IIII

Anexo para un epílogo

In David Luna on 23/11/2018 at 17:14

Theo lograría llegar ese mismo día,
la bala había penetrado desde un ángulo
oblicuo -según se lee en el reporte médico.

La quemadura en el costado superior del dorso,
cercana al abdomen, delata la proximidad del arma,
mas no el tacto inmediato de una munición.

La naturaleza de la herida no permitía
una extracción; tampoco hubiera sido posible,
al parecer Vincent no mostró interés alguno.

Las palabras que intercambiaron, probablemente
fueron breves; el doctor, después diría, dijo
que cuando le colocó el listón bajo la quijada

-los ojos los había cerrado ya, antes, cuando Theo
acercó su silla y, sosteniendo la pipa, lo ayudó a fumar
y apretó su mano como concediéndole una paz no pedida

entre los espasmos y el prisma de una respiración
de figura inasible, de una respiración para comenzar,
por fin, comenzar a olvidar -ya no había rastro alguno de tristeza.

*

Theo would arrive that same day,
the bullet had entered the body from an oblique
angle -or so it reads the medical report.

The burning on the upper side of the dorsum
near the abdomen betrays the proximity of the gun,
however not the immediate touch of the ammunition.

The nature of the wound would not allow
an extraction; neither had it been possible,
apparently Vincent wasn’t concerned.

The words they exchanged, probably
were brief; the doctor, would say latter, said
that when he put a ribbon under the jaw

-the eyes he had closed already, earlier, when Theo
closed his chair and, holding the pipe, helped him smoke
and grasped his hand granting him an unexpected peace

between the spasms and the prism of a breathing
of unseizable figure, of a breathing to begin
finally, to begin to forget -there was no trace of sorrow.

Carta 30/Letter 30

In David Luna on 17/09/2018 at 10:22

30

Nunca discutimos la muerte de papá,
tal vez ya nada hubiera habido por decirse,
no lo sé, (es una oscura playa en mi alma,
en su negra noche es una oscura playa).

A mí, me restará dejar
que sea la pintura la que hable, pedirle
que me permita también escuchar,
estar ahí, saber guardar silencio.

A él, que fue niño como todos
alguna vez lo fuimos, le habría
gustado saber más de nosotros:
recibir cuadros y largas cartas.

Estrecharnos en silencio y júbilo
luego de una visita no anunciada
y preparar, con prisa, café, té, buscar
entre los frascos, servir frutos secos, pan.

No diría mucho, nunca lo hizo
-lo suyo era callar-, de alguna manera
seguía siendo el niño
que nosotros también seguimos siendo.

*****

30

We never went through father’s death,
perhaps there wasn’t much to be said,
I don’t know, (it’s a dark strand in my soul
in it’s dark night it’s a dark patch).

As for myself, it will remain to let
that it be the painting what speaks, to ask
that it allow me also to listen,
to be there, to know how to remain silent.

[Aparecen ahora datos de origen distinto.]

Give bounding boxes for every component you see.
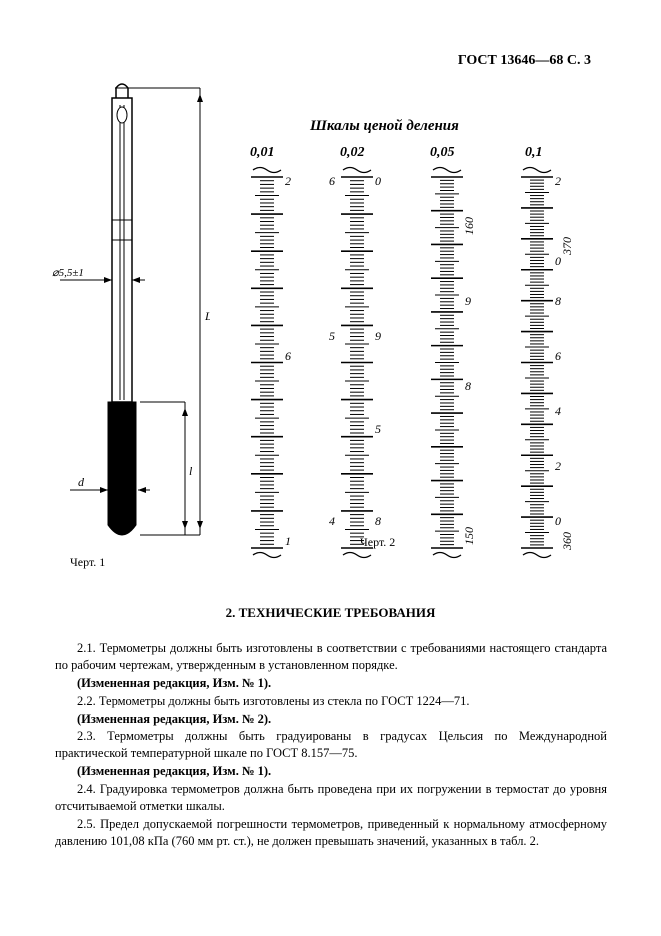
scale-label-1: 0,01	[250, 145, 275, 161]
svg-text:6: 6	[555, 349, 561, 363]
svg-text:160: 160	[462, 217, 476, 235]
paragraph: (Измененная редакция, Изм. № 1).	[55, 675, 607, 692]
scale-col-1: 2 6 1	[235, 165, 305, 560]
svg-text:8: 8	[465, 379, 471, 393]
paragraph: 2.1. Термометры должны быть изготовлены …	[55, 640, 607, 674]
svg-text:150: 150	[462, 527, 476, 545]
svg-text:8: 8	[375, 514, 381, 528]
page: ГОСТ 13646—68 С. 3 L l	[0, 0, 661, 936]
fig1-caption: Черт. 1	[70, 555, 105, 570]
scale-label-3: 0,05	[430, 145, 455, 161]
page-header: ГОСТ 13646—68 С. 3	[458, 53, 591, 69]
svg-text:2: 2	[285, 174, 291, 188]
svg-text:6: 6	[329, 174, 335, 188]
scale1-svg: 2 6 1	[235, 165, 305, 560]
paragraph: 2.2. Термометры должны быть изготовлены …	[55, 693, 607, 710]
thermometer-svg: L l ⌀5,5±1 d	[50, 80, 210, 550]
fig2-caption: Черт. 2	[360, 535, 395, 550]
paragraph: 2.5. Предел допускаемой погрешности терм…	[55, 816, 607, 850]
svg-text:0: 0	[375, 174, 381, 188]
scales-title: Шкалы ценой деления	[310, 118, 459, 135]
dim-l: l	[189, 464, 193, 478]
svg-text:9: 9	[465, 294, 471, 308]
scale-col-3: 9 8 160 150	[415, 165, 485, 560]
svg-text:4: 4	[555, 404, 561, 418]
dim-d: d	[78, 475, 85, 489]
svg-text:6: 6	[285, 349, 291, 363]
svg-text:360: 360	[560, 532, 574, 551]
paragraph: (Измененная редакция, Изм. № 2).	[55, 711, 607, 728]
fig1-thermometer: L l ⌀5,5±1 d	[50, 80, 210, 570]
svg-text:0: 0	[555, 514, 561, 528]
svg-text:8: 8	[555, 294, 561, 308]
scale-col-2: 6 0 5 9 5 4 8	[325, 165, 395, 560]
scale-label-2: 0,02	[340, 145, 365, 161]
paragraph: 2.4. Градуировка термометров должна быть…	[55, 781, 607, 815]
paragraph: (Измененная редакция, Изм. № 1).	[55, 763, 607, 780]
svg-text:5: 5	[375, 422, 381, 436]
svg-text:0: 0	[555, 254, 561, 268]
svg-text:1: 1	[285, 534, 291, 548]
scale-label-4: 0,1	[525, 145, 543, 161]
svg-text:2: 2	[555, 459, 561, 473]
svg-text:370: 370	[560, 237, 574, 256]
svg-text:2: 2	[555, 174, 561, 188]
section-title: 2. ТЕХНИЧЕСКИЕ ТРЕБОВАНИЯ	[0, 605, 661, 621]
scale3-svg: 9 8 160 150	[415, 165, 490, 560]
scale4-svg: 2 0 8 6 4 2 0 370 360	[505, 165, 585, 560]
dim-diameter: ⌀5,5±1	[52, 267, 84, 279]
figures-area: L l ⌀5,5±1 d	[50, 80, 610, 570]
svg-text:5: 5	[329, 329, 335, 343]
paragraph: 2.3. Термометры должны быть градуированы…	[55, 728, 607, 762]
scale2-svg: 6 0 5 9 5 4 8	[325, 165, 395, 560]
dim-L: L	[204, 309, 210, 323]
svg-text:9: 9	[375, 329, 381, 343]
svg-text:4: 4	[329, 514, 335, 528]
body-text: 2.1. Термометры должны быть изготовлены …	[55, 640, 607, 851]
scale-col-4: 2 0 8 6 4 2 0 370 360	[505, 165, 575, 560]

As for him, who was a child as we all
once were, he would have loved
to know more about us: to receive
canvases and long letters.

To embrace us with joy, silently
after a non-announced visit
and hastly, to make coffee, tee, to search
among the jars, to serve dried fruits, bread.

He wouldn’t say much, he never did
-his was to be quiet-, somehow
he was still the little boy
which we still are.

Carta 29/Letter 29

In David Luna on 21/08/2018 at 21:10

to my best unbeaten brother

Qué blanca la bahía
en los cálidos ojos del pescador
cuando ingresan mar adentro

tras alistar la tela y los barriles
cargan sus redes, ellas, que como el cuerpo
o la madera, también se cansan

también se rompen -no es, sin embargo
frente al escozor o ante el peso del cardumen-
llevan consigo sal y agua dulce

zarpan levantando una fina espuma
de aroma mineral y de molusco
y en los odres amarga cerveza

-algo para darse valor ante la mar-.

**

Letter 29

to my best unbeaten brother

How white the bay
in the warmth of the fisherman’s eyes
when they out towards the sea

after reading the canvas and the barrels
they load the nets in, they, who like body
or wood, they also tire out

they also break -it is not, however,
facing the stinging or in the presence of the shoal’s weight-
they carry along salt and fresh water

the sail rising a fine foam
of mineral and mollusc aroma
and in the wineskins bitter beer

-something to be brave before the sea-.